The progress of the United States’ shift towards electric vehicles has encountered a setback due to worries surrounding the limited range of these vehicles and the insufficient availability of charging infrastructure, exacerbating the existing affordability challenges.
In recent weeks, automakers have pushed back sales targets for electric vehicles and delayed capital projects in an effort to reduce the inventory of unsold electric cars at dealerships.
“The slowdown in electric car sales is much more pronounced than in other vehicle categories and is not related to the economy,” said Neil Saunders, CEO of GlobalData.
“There is a problem with the electric car,” he said. “It’s a much more difficult and complex acquisition because of the range of vehicles and the charging infrastructure.”
American consumers are used to frequent long trips on vacation or visiting friends and relatives due to the country’s large size and limited public transportation options.
But for now, the network of electric vehicle charging stations is still shy, with many areas either lacking infrastructure or equipped with unreliable machines.
Selection, price issues
More than three-quarters of drivers consider electric cars reliable, according to a survey by the Consumer Technology Association (CTA), which organizes the annual Consumer Electronics Show in Las Vegas.
But drivers surrounding cars also question inadequate charging infrastructure (36 percent), battery range (39 percent) and vehicle affordability (38 percent).
The average electric car sold for $51,762 in October, down about $13,000 from a year ago, but nearly $4,000 higher than the average price for all cars.
In Europe, the increased price of gasoline adds an incentive for consumers to ignore the high upfront prices of a vehicle.
But that is less of a factor in the United States, where gas prices are only about half of those in France or Britain, according to Observatoire Cetelem 2024.
Industry leaders such as Tesla CEO Elon Musk have also pointed to rising borrowing costs as a drag after several rate hikes by the U.S. Federal Reserve over the past year and a half.
Tesla remains the dominant player in electric cars, accounting for more than 55 percent of the 873,000 electric cars sold in the first 10 months of 2023, according to industry researcher Kelley Blue Book.
Ford CEO Jim Farley predicted “some unevenness” in the developing US market.

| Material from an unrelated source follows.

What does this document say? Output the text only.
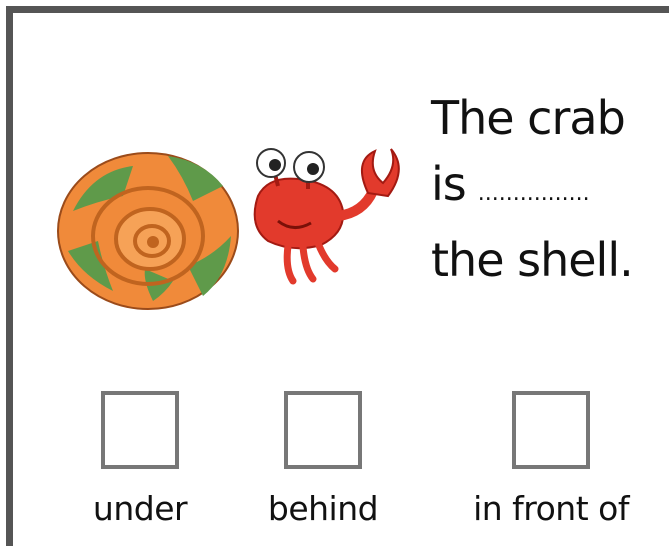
The crab
is ................
the shell.
under	behind	in front of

“Dynamic changes in the marketplace — pricing, adoption rates, regulations — are forcing us to continue to drive down the cost of our EVs,” Farley said last month.
Ford rival and fellow Detroit giant General Motors recently delayed until the end of 2025 a plan to convert its Orion, Michigan, electric car plant “to better manage capital investment while adapting to EV demand,” the company said last month.
“In addition, we have identified technical improvements that we will implement to improve the profitability of our products,” the GM said.
Ford and Tesla are also trying to simplify their manufacturing processes to limit costs.
“Reducing the cost of our vehicles is our top priority,” said Tesla CFO Vaibhav Taneja.
In the futuristic Cybertruck, which is expected to begin shipping before the end of 2023, Tesla is “going all out to simplify the vehicle” to achieve efficiency “which is unheard of in the automotive industry,” Musk said.
Ford has also promised to tweak the design and manufacturing of its vehicles to reduce complexity.
However, according to Deutsche Bank analyst Emmanuel Rosner, the results are still unproven.
“Our biggest concern is that automakers haven’t cracked the economy to make an easy and affordable electric car,” Rosner told CNBC.
Washington has mobilized for electric cars during Joe Biden’s presidency, approving $7.5 billion in funds for electric vehicle chargers and expanding tax credits of up to $7,500 on consumer car purchases.
The Biden administration wants 50 percent of vehicle sales to be electric by 2030.
“Politicians wanted it to happen overnight, but you can’t just set arbitrary targets, you have to make sure the infrastructure is there,” said GlobalData’s Saunders.
“The long-term trajectory is probably good for EVs,” but “it’s something that’s going to be much slower,” he predicted.